A Mediocre Colorado River Basin Forecast
JFleck at Inkstain takes a look at the seasonal outlook from the Climate Prediction Center and notes that even though the lower Colorado River Basin has favorable odds for a wet year, rainfall in that part of the basin does not have much impact on the basin overall.  Lake Mead is still projected to drop 5 feet, despite the potential release of some additional water from Lake Powell.


Citizen Action

State of Water
Devin Paine writes for the EPIC blog that even though the scale of the drought may seem overwhelming, there are many ways people can get involved to help out.  For example, farmers can consult best practice resources to make their operations more sustainable.  More fundamentally, Paine emphasizes that the systems that seem so difficult to change are the work of people and can be changed through concerted effort.

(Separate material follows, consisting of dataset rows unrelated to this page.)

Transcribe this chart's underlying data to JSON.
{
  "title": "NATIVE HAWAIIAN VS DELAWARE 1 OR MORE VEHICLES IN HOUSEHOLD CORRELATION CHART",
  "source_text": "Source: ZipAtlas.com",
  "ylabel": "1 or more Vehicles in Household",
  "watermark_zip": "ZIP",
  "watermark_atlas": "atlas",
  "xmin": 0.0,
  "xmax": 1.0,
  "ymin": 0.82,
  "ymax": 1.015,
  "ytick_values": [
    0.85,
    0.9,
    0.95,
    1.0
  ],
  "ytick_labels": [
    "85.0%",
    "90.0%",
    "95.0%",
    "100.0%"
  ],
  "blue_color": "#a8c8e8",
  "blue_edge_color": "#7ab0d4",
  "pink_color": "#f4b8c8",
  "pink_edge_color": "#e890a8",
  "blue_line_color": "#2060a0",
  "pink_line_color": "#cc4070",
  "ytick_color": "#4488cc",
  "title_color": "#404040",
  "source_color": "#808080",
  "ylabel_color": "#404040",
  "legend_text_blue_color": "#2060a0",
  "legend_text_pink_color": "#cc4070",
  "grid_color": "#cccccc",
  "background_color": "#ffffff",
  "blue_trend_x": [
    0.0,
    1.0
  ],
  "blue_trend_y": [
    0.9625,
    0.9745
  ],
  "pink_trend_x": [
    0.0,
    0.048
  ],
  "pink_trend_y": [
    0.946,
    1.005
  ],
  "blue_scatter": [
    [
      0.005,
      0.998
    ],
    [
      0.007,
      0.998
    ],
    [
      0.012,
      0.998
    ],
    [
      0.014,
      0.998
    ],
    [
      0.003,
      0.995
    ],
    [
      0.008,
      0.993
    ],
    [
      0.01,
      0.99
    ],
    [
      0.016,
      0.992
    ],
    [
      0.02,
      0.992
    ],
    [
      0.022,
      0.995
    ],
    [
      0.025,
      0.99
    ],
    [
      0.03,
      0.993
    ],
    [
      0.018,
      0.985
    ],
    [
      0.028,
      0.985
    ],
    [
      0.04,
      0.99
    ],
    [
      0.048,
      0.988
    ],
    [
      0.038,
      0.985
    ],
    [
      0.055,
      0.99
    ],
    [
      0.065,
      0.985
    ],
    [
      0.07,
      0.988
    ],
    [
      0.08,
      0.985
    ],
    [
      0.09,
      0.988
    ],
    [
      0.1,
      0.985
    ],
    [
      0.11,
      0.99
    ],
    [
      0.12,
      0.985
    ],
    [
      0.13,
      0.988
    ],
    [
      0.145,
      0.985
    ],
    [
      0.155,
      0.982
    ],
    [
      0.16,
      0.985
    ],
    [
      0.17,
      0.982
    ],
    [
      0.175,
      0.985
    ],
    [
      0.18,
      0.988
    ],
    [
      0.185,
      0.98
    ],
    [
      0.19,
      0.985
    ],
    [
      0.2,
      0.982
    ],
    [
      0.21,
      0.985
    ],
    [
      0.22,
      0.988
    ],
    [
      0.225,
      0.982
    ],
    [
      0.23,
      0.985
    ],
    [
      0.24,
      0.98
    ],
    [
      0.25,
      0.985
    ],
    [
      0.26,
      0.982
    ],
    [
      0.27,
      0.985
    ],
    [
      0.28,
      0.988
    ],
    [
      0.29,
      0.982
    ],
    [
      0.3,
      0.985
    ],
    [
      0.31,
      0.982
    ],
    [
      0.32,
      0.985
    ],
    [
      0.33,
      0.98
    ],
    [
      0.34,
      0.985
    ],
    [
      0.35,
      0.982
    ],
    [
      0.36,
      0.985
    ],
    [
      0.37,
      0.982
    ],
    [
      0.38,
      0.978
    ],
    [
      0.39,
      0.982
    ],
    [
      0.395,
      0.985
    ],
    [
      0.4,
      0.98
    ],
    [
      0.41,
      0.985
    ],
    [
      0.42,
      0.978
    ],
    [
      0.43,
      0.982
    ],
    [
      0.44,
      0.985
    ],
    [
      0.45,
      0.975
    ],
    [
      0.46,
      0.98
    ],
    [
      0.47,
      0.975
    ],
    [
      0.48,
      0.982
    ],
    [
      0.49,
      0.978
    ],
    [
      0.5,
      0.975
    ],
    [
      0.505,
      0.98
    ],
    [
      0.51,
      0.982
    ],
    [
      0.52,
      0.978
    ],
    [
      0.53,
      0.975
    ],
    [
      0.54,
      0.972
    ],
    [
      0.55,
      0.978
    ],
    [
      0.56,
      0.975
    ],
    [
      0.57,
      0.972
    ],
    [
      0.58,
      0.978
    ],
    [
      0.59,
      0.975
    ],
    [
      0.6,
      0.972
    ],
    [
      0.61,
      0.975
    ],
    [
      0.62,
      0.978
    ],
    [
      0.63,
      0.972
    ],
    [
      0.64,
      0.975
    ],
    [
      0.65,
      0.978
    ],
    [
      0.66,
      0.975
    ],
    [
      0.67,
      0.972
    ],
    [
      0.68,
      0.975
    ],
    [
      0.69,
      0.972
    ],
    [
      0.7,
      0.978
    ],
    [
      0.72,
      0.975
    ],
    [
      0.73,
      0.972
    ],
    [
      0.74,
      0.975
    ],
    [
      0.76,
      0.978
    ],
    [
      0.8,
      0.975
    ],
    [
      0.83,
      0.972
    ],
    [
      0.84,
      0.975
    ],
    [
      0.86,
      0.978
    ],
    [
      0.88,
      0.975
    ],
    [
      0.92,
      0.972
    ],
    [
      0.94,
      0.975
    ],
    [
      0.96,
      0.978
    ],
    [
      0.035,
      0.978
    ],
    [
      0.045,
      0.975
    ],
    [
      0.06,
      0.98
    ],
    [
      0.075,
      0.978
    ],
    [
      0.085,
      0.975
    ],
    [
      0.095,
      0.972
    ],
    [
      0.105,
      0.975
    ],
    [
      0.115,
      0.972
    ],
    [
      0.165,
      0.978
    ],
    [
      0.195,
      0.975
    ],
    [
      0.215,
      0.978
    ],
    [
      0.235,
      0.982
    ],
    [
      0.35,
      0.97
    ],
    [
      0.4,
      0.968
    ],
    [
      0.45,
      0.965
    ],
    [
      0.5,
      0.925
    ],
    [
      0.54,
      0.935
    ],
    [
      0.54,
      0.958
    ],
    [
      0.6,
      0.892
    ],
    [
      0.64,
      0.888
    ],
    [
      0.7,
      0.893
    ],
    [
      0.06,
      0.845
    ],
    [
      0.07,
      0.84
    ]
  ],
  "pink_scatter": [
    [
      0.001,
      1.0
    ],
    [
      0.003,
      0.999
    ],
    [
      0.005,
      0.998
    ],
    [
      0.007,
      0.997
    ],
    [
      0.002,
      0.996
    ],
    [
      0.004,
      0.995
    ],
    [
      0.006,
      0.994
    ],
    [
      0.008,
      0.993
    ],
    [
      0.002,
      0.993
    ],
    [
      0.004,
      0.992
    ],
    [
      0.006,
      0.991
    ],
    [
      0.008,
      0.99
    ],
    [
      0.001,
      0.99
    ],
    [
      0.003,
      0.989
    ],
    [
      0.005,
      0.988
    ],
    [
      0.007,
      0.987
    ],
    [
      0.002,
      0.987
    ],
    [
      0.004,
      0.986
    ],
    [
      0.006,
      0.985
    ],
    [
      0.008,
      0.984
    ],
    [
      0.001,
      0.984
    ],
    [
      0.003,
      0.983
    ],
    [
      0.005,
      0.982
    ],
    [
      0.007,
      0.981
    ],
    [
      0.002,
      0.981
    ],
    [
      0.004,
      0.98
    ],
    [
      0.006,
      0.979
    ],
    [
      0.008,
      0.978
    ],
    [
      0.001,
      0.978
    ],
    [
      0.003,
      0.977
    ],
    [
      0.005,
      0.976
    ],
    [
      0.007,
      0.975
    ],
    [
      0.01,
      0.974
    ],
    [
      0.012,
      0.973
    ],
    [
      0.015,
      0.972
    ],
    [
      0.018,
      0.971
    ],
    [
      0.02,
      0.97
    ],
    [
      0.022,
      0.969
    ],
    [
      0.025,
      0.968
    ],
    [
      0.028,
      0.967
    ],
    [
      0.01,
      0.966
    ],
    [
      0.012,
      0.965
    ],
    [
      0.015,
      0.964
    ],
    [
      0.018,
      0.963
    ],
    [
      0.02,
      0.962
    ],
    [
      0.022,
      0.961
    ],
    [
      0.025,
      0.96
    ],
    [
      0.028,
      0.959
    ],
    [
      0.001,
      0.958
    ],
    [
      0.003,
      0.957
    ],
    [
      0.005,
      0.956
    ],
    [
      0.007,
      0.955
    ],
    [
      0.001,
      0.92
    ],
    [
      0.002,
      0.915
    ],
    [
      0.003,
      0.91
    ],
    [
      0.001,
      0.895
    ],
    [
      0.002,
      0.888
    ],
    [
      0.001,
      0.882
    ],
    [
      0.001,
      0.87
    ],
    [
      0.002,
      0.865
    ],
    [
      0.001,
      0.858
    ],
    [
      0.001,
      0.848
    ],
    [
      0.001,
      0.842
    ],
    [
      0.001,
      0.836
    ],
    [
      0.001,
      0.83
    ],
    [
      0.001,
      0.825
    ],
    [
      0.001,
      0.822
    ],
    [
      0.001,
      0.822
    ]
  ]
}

9 Ways to Support San Joaquin River Restoration and Help California Weather the Drought
Restoring and protecting the San Joaquin River is both an end in itself and a means to promoting water management, writes Monty Schmitt at the Switchboard blog.  As such, he suggests nine actions people can take to help out.  Some highlights include supporting the San Joaquin River Restoration Project, a collaborative effort between state and federal agencies, water districts, and stakeholders; voting for Proposition 1, the water bond; backing a comprehensive state flood management plan; promoting urban water conservation; and investing in agricultural efficiency innovations.
Fracking Wastewater

A new study clarifies treatment needs for water from fracked gas and oil wells
A Rice University study released last month examined pollutants in fracking wastewater and suggested that methods for treating the water need to be reconsidered.  Andrew Revkin has gathered some of the coverage of the study in a post for the New York Times.  One significant finding was that the chlorine used in traditional treatment processes can react with bacteria in the wastewater, leading them to produce higher levels of toxic compounds.  As a result, the authors suggest switching to physical treatment techniques.

EPA Rule Change

State Attorneys General Express Strong Support for Clean Water Protection Rule
Becky Hammer of Switchboard breaks down an announcement from eight attorneys general supporting a proposed update to the definition of “waters of the United States,” which sets the scope of the Clean Water Act.  Hammer says the current ambiguity surrounding the definition is a burden for states trying to enforce the Clean Water Act.  Furthermore, she argues, the rule change is based in science and reflects the trans-boundary nature of water by standardizing regulations across the country.


Fish and Streams
Drought Journal: Hope Springs Eternal
This summer, Peter Moyle and Rebecca M. Quiñones, researchers from UC Davis, surveyed six streams in Northern California to study fish populations during the drought.   They found that small streams provide important fish habitat during try periods, and argue that better understanding and protection of these streams is needed.